In his first year with the company he released La Grande Bellezza and the Avatar, a demonstration of his vision and his love of speed. Del Vecchio never lets the dust settle on a release…he is always working on the next big idea with his team of experts drawing upon the values and reputation of Pineider for excellence.


An example being the Gemstone collection of La Grande Bellezza which was inspired by the colours found in gemstones.  The barrels were created in resin and marble dust to create lustre and provide some weight to the pen. Each one showed off a rich hue and classic elegance. The nibs are 14K gold proprietary flexible nibs designed by Del Vecchio and produced by world renowned german nib manufacturer Bock. Of course you will find the feather pen clip and patented twist magnetic seal cap which prevents the need for the twisting that is required with a threaded pen cap.

 

 

Pineider La Grande Bellezza Fountain Pen - Gemstones Rodolite Red - Available at The Hamilton Pen Company

 

Pineider, with Del Vecchio at the helm, enjoys a challenge. The Honeycomb special edition was just this! With 888 pieces created, this demonstrator style pen features a barrel and cap carved to resemble a honeycomb structure formed from kevlar and aluminium -unique and fascinating. This creativity and innovation in the Writing Instrument team at Pineider is making them a power house in the market. The popularity of the pieces created as well as the industry recognition for the excellent writing instruments coming from Pineider have reignited the interest in the brand and have made the name Pineider synonymous with exceptional writing equipment alongside their reputation for luxury paper and leather goods. 
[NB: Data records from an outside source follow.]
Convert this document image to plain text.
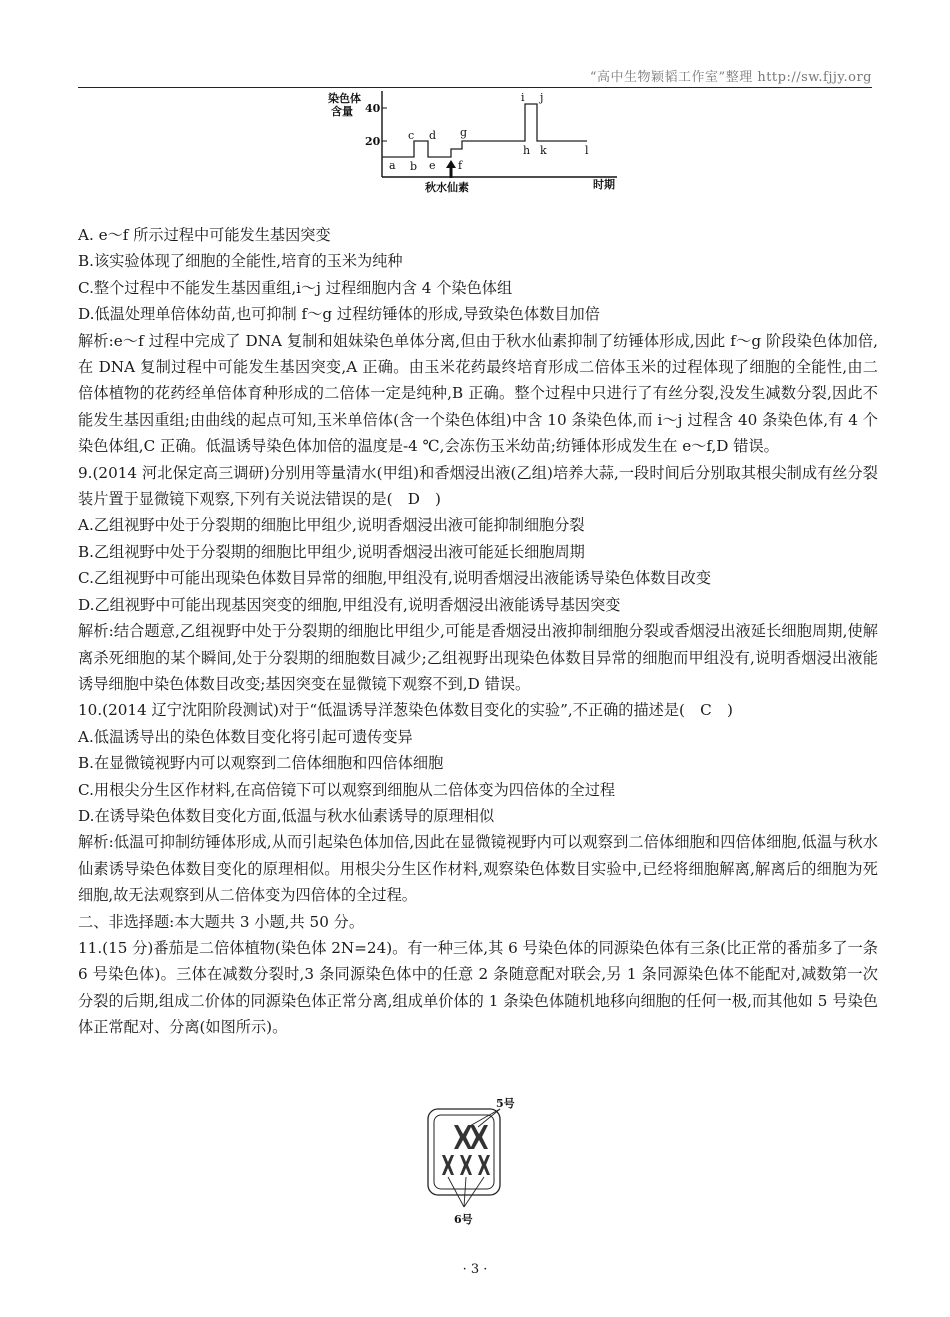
“高中生物颖韬工作室”整理 http://sw.fjjy.org
染色体
含量 40
20
a b
c d
e f
g
h
i j
k	l
秋水仙素	时期

A. e～f 所示过程中可能发生基因突变

B.该实验体现了细胞的全能性,培育的玉米为纯种

C.整个过程中不能发生基因重组,i～j 过程细胞内含 4 个染色体组

D.低温处理单倍体幼苗,也可抑制 f～g 过程纺锤体的形成,导致染色体数目加倍

解析:e～f 过程中完成了 DNA 复制和姐妹染色单体分离,但由于秋水仙素抑制了纺锤体形成,因此 f～g 阶段染色体加倍,在 DNA 复制过程中可能发生基因突变,A 正确。由玉米花药最终培育形成二倍体玉米的过程体现了细胞的全能性,由二倍体植物的花药经单倍体育种形成的二倍体一定是纯种,B 正确。整个过程中只进行了有丝分裂,没发生减数分裂,因此不能发生基因重组;由曲线的起点可知,玉米单倍体(含一个染色体组)中含 10 条染色体,而 i～j 过程含 40 条染色体,有 4 个染色体组,C 正确。低温诱导染色体加倍的温度是-4 ℃,会冻伤玉米幼苗;纺锤体形成发生在 e～f,D 错误。

9.(2014 河北保定高三调研)分别用等量清水(甲组)和香烟浸出液(乙组)培养大蒜,一段时间后分别取其根尖制成有丝分裂装片置于显微镜下观察,下列有关说法错误的是(　D　)

A.乙组视野中处于分裂期的细胞比甲组少,说明香烟浸出液可能抑制细胞分裂

B.乙组视野中处于分裂期的细胞比甲组少,说明香烟浸出液可能延长细胞周期

C.乙组视野中可能出现染色体数目异常的细胞,甲组没有,说明香烟浸出液能诱导染色体数目改变

D.乙组视野中可能出现基因突变的细胞,甲组没有,说明香烟浸出液能诱导基因突变

解析:结合题意,乙组视野中处于分裂期的细胞比甲组少,可能是香烟浸出液抑制细胞分裂或香烟浸出液延长细胞周期,使解离杀死细胞的某个瞬间,处于分裂期的细胞数目减少;乙组视野出现染色体数目异常的细胞而甲组没有,说明香烟浸出液能诱导细胞中染色体数目改变;基因突变在显微镜下观察不到,D 错误。

10.(2014 辽宁沈阳阶段测试)对于“低温诱导洋葱染色体数目变化的实验”,不正确的描述是(　C　)

A.低温诱导出的染色体数目变化将引起可遗传变异

B.在显微镜视野内可以观察到二倍体细胞和四倍体细胞

C.用根尖分生区作材料,在高倍镜下可以观察到细胞从二倍体变为四倍体的全过程

D.在诱导染色体数目变化方面,低温与秋水仙素诱导的原理相似

解析:低温可抑制纺锤体形成,从而引起染色体加倍,因此在显微镜视野内可以观察到二倍体细胞和四倍体细胞,低温与秋水仙素诱导染色体数目变化的原理相似。用根尖分生区作材料,观察染色体数目实验中,已经将细胞解离,解离后的细胞为死细胞,故无法观察到从二倍体变为四倍体的全过程。

二、非选择题:本大题共 3 小题,共 50 分。

11.(15 分)番茄是二倍体植物(染色体 2N=24)。有一种三体,其 6 号染色体的同源染色体有三条(比正常的番茄多了一条 6 号染色体)。三体在减数分裂时,3 条同源染色体中的任意 2 条随意配对联会,另 1 条同源染色体不能配对,减数第一次分裂的后期,组成二价体的同源染色体正常分离,组成单价体的 1 条染色体随机地移向细胞的任何一极,而其他如 5 号染色体正常配对、分离(如图所示)。

5号
6号
· 3 ·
Dante Del Vecchio has reinvigorated Pineider, part of this has been instilling his team with his acquired learning and highly honed expertise. Particularly his understanding that, contrary to the desires of many pen designers, it is impossible to create the perfect pen because writing itself is an imperfect activity. Del Vecchio himself acknowledges that he has terrible penmanship! 
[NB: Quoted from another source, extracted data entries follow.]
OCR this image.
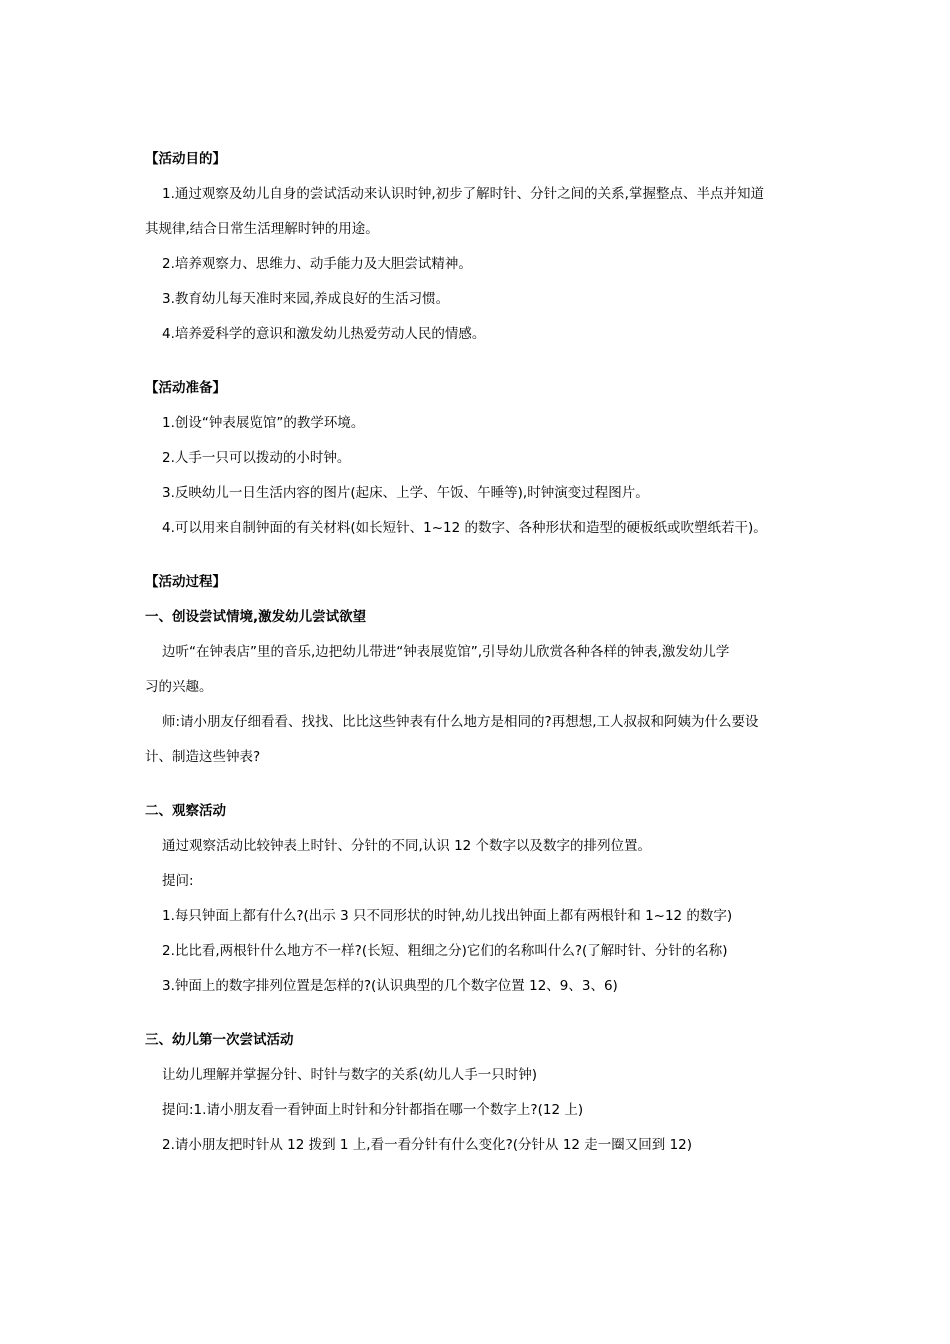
【活动目的】
1.通过观察及幼儿自身的尝试活动来认识时钟,初步了解时针、分针之间的关系,掌握整点、半点并知道
其规律,结合日常生活理解时钟的用途。
2.培养观察力、思维力、动手能力及大胆尝试精神。
3.教育幼儿每天准时来园,养成良好的生活习惯。
4.培养爱科学的意识和激发幼儿热爱劳动人民的情感。
【活动准备】
1.创设“钟表展览馆”的教学环境。
2.人手一只可以拨动的小时钟。
3.反映幼儿一日生活内容的图片(起床、上学、午饭、午睡等),时钟演变过程图片。
4.可以用来自制钟面的有关材料(如长短针、1~12 的数字、各种形状和造型的硬板纸或吹塑纸若干)。
【活动过程】
一、创设尝试情境,激发幼儿尝试欲望
边听“在钟表店”里的音乐,边把幼儿带进“钟表展览馆”,引导幼儿欣赏各种各样的钟表,激发幼儿学
习的兴趣。
师:请小朋友仔细看看、找找、比比这些钟表有什么地方是相同的?再想想,工人叔叔和阿姨为什么要设
计、制造这些钟表?
二、观察活动
通过观察活动比较钟表上时针、分针的不同,认识 12 个数字以及数字的排列位置。
提问:
1.每只钟面上都有什么?(出示 3 只不同形状的时钟,幼儿找出钟面上都有两根针和 1~12 的数字)
2.比比看,两根针什么地方不一样?(长短、粗细之分)它们的名称叫什么?(了解时针、分针的名称)
3.钟面上的数字排列位置是怎样的?(认识典型的几个数字位置 12、9、3、6)
三、幼儿第一次尝试活动
让幼儿理解并掌握分针、时针与数字的关系(幼儿人手一只时钟)
提问:1.请小朋友看一看钟面上时针和分针都指在哪一个数字上?(12 上)
2.请小朋友把时针从 12 拨到 1 上,看一看分针有什么变化?(分针从 12 走一圈又回到 12)
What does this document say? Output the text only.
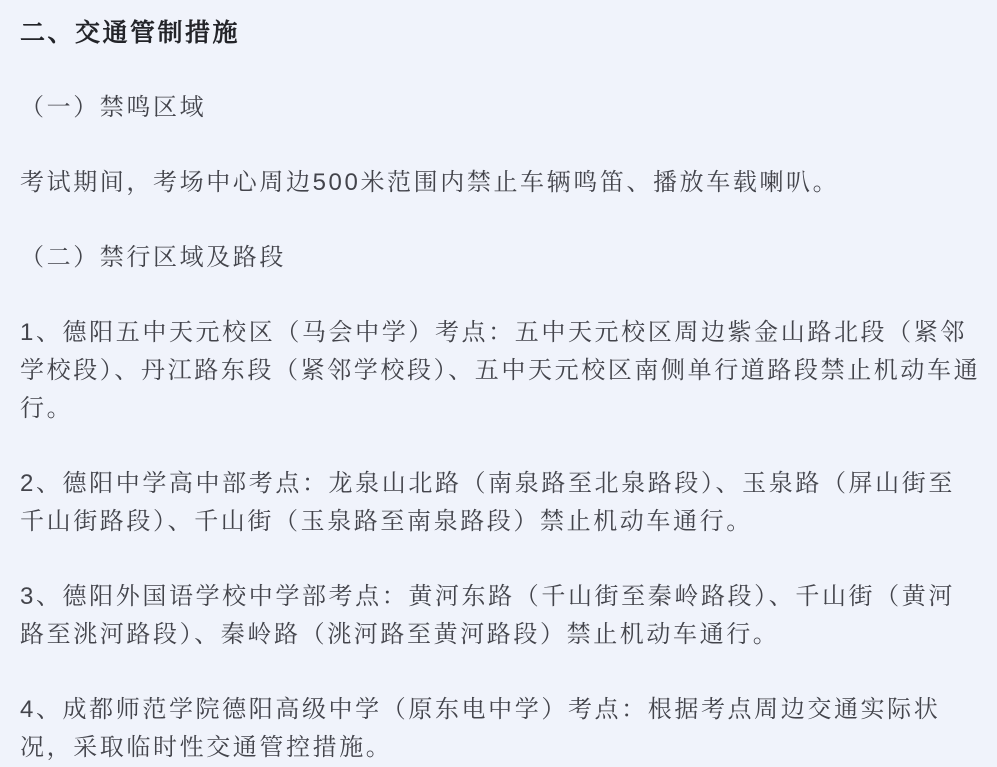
二、交通管制措施

（一）禁鸣区域

考试期间，考场中心周边500米范围内禁止车辆鸣笛、播放车载喇叭。

（二）禁行区域及路段

1、德阳五中天元校区（马会中学）考点：五中天元校区周边紫金山路北段（紧邻学校段）、丹江路东段（紧邻学校段）、五中天元校区南侧单行道路段禁止机动车通行。

2、德阳中学高中部考点：龙泉山北路（南泉路至北泉路段）、玉泉路（屏山街至千山街路段）、千山街（玉泉路至南泉路段）禁止机动车通行。

3、德阳外国语学校中学部考点：黄河东路（千山街至秦岭路段）、千山街（黄河路至洮河路段）、秦岭路（洮河路至黄河路段）禁止机动车通行。

4、成都师范学院德阳高级中学（原东电中学）考点：根据考点周边交通实际状况，采取临时性交通管控措施。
Dante Del Vecchio and some of his recent Pineider pen introductions. Note limited edition Honeycomb, third from right. Image Credit: Forbes

Everyone writes differently, and in my case this can be dependent on the type of pen or surface or even my mood at the time! This difference in writing amongst individuals means that you can't create a product which will satisfy everyone's requirements and desires - and frankly that would be boring! The creation of different pens for different functions is part of what keeps the Writing Instrument Industry alive. In much the same way that we no longer require watches to tell time because almost everyone has a phone to hand at all times, there isn't a need to have a high end pen to be able to write  -  any old pen will do! Del Vecchio acknowledges this truth by designing pieces with elements which are not necessary but rather are pleasant and add to the experience of writing. Part of the success of Dante Del Vecchio and Pineider is that each writing instrument produced - whether incredibly high end or more entry level - is a celebration of a love and admiration for pens born in the history of Pineider and in Del Vecchio's beginnings as a collector. This celebration of writing instruments and the craft of their creation is somewhat independent of the object itself, each piece released by Pineider is more than an object - because ultimately a multipack of cheap ballpoints bought from the supermarket perform the functionality required….but without the charm and enjoyment.